Sim, dependendo de muitos fatores, internos e externos. Os internos têm a ver com a ver com a manutenção ou crescimento do turismo em Portugal. O secretário de Estado do turismo fez recentemente um balanço de crescimento dos primeiros seis meses do ano e perspetivou para os próximos uma evolução favorável por conta do adicional de consumo decorrente do turismo. Há ainda alguma expetativa em relação à economia mundial, com o abrandamento da inflação e, por conta disso, uma maior disponibilidade financeira dos consumidores e mais propensão ao consumo não só em Portugal, como na Europa e no mundo. Temos uma expectativa positiva, mas muito prudente.
A região de Lisboa tem uma área de vinha de cerca de 18 mil hectares, dos quais 10 mil corresponde a vinho certificado DOP e IGP?

Não gosto de falar dos 18 mil hectares porque vinho de Lisboa são 10 mil o resto diz respeito a outras vinhas que não são vinho de mesa. A região tem dez mil hectares de vinha certificada, que dão origem aos vinhos de Lisboa e aos vinhos das suas nove denominações de origem [Colares, Carcavelos, Bucelas, Alenquer, Arruda, Torres Vedras, Lourinhã, Óbidos e Encostas d’Aire], é também ela uma região demarcada rica em portefólio.

São cerca de duas mil famílias de viticultores que exploram esses dois mil hectares de vinha, o que significa uma área média de cinco hectares. É uma área média muito superior à média nacional e à maior parte das regiões. Obviamente que no Alentejo teremos outros níveis de dimensão das propriedades e das vinhas. Mas, olhando para a média nacional, isto mostra que há uma viticultura profissional e viticultores já com uma área de vinha interessante que os torna competitivos.

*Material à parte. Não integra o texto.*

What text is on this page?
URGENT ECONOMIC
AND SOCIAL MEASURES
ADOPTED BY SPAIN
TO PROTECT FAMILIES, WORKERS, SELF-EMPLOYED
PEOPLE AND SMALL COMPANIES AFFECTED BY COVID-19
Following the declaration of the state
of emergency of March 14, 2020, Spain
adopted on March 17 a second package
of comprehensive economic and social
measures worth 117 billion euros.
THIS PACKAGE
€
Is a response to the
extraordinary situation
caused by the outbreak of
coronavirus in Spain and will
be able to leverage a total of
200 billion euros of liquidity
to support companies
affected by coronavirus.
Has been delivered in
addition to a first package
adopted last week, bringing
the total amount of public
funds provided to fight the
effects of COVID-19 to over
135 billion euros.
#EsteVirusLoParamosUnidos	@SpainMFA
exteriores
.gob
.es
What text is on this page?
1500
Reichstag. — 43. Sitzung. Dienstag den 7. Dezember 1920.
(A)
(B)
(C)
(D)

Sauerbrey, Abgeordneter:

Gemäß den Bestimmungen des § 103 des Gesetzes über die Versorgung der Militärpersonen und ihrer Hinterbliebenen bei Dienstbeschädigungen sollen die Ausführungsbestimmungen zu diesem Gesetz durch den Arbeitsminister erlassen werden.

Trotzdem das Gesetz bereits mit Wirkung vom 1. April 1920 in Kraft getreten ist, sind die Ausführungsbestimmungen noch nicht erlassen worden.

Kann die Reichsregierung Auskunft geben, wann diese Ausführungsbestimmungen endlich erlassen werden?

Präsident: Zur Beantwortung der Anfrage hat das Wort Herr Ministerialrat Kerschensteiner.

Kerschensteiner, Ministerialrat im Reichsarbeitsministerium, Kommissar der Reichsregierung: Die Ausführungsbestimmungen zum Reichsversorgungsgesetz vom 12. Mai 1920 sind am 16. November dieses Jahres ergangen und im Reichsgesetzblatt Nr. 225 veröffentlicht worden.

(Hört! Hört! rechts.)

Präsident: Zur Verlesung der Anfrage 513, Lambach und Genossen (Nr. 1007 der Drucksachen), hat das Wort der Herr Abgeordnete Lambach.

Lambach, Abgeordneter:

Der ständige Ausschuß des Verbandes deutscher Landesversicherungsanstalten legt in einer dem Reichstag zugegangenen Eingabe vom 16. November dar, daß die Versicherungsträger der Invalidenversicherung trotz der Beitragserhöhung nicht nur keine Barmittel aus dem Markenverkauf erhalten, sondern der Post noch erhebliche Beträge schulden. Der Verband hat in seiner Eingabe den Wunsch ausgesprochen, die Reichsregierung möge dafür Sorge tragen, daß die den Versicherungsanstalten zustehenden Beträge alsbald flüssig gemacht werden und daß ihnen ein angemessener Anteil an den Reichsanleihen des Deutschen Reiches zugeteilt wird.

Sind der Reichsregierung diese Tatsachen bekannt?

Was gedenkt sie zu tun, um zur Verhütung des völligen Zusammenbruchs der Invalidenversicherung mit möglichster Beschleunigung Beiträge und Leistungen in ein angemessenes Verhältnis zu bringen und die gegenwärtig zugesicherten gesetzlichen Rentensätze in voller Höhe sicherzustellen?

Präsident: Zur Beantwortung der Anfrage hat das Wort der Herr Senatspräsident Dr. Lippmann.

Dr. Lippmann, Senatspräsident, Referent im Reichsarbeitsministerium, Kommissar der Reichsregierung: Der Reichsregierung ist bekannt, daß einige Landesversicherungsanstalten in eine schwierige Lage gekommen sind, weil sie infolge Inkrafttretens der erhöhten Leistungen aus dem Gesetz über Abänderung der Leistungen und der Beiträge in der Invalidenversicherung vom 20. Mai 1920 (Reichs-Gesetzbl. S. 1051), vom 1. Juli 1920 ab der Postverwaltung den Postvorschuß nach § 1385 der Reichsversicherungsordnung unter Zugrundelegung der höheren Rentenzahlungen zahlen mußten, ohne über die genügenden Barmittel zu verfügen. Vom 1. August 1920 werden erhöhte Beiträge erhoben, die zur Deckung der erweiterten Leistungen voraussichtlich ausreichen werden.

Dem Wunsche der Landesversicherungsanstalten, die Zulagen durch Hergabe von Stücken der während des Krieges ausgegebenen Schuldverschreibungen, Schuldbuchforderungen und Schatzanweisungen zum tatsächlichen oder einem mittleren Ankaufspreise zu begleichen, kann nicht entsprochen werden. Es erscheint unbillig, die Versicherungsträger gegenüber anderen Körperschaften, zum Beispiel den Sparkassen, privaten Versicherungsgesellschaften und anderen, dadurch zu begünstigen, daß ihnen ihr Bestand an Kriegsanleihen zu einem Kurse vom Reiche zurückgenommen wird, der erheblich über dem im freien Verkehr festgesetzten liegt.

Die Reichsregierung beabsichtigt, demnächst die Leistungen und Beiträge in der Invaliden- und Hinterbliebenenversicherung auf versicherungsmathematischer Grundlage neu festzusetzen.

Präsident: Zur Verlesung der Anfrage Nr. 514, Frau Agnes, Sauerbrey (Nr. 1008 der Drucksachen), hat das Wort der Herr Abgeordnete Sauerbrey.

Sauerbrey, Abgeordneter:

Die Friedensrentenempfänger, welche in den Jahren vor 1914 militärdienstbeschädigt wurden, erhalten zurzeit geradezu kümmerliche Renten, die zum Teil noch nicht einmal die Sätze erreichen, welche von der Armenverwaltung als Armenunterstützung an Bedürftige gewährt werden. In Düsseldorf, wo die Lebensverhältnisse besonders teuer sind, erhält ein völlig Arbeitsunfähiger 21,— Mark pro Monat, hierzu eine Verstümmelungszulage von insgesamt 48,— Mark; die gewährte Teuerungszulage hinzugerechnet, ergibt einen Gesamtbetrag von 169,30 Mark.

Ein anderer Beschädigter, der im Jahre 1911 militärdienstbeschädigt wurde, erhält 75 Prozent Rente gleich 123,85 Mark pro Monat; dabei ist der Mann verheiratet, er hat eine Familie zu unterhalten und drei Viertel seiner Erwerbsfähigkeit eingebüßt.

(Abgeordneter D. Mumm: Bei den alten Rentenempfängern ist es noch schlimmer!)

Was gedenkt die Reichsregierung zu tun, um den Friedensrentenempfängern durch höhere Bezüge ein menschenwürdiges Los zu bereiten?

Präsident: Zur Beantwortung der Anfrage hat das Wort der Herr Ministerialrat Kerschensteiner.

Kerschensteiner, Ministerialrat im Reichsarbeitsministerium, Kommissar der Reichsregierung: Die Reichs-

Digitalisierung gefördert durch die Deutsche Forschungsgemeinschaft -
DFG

Têm de ter alguma escala para conseguir exportar.

Exatamente. É este nível de profissionalização da atividade agrícola, e especialmente do vinho, na região de Lisboa que, depois, deu essa visão aos próprios empresários de serem competitivos e encontrar as melhores oportunidades. O mercado português é finito. Pode ter um empurrão da parte do turismo, mas é um mercado muito pequeno e finito para aquilo que é a potencialidade do vinho português. Em boa hora, a região começou a olhar muito mais lá para fora do que cá para dentro. No entanto, também é verdade que há uma apetência enorme no mercado nacional para redescobrir o vinho de Lisboa.

Apesar de tudo, o nome da região é relativamente recente. Como marca – região nasceu em 2010. Por força do dinamismo e da qualidade do vinho, há uma apetência crescente do mercado nacional para também descobrir estes vinhos, assim como dos próprios turistas que querem provar vinho de Lisboa que já consumiram no seu país. E daí assistirmos a um crescimento de 100% nas vendas no canal horeca. Para nós, é muito interessante. Porque é um mercado mais premium, onde os pequenos produtores conseguem ter uma maior presença.

Concluindo, diria que a grande maioria dos produtores de Lisboa exportam, sendo que os maiores representam naturalmente a maior fatia. Vemos como muito interessante este dinamismo mais recente do Horeca. Á listagem dos vinhos de Lisboa nos restaurantes juntam-se também os pequenos produtores e isso é fundamental.

Há potencial e interesse em aumentar a produção na região a prazo?

Sim, há potencial para crescer em volume. Estamos nas 66 milhões de garrafas. Há um número mágico – 70 milhões de garrafas – avançado há uns anos e que agora nos parece uma perspetiva muito conservadora face ao que tem sido o ritmo de crescimento. Aproximarmo-nos de uma região como a dos Vinhos Verdes ou do Alentejo, que andam ali nos 80 a 90 milhões de garrafas anualmente, não é irrealista. Podemos lá chegar.

Queremos crescer pela via da quantidade, um crescimento mais orgânico que tem a ver com a escala da própria região. Sem escala, não podemos existir. Uma das mais-valias da região é ter empresas com dimensão e organização logística muito profissional que permite abordar os mercados de exportação mais exigentes e tem sido um fator crítico de sucesso. O volume é importante nessa escala para a qual temos de continuar a trabalhar, na apetência para plantar mais vinha, mas queremos também crescer pela via da valorização do próprio vinho.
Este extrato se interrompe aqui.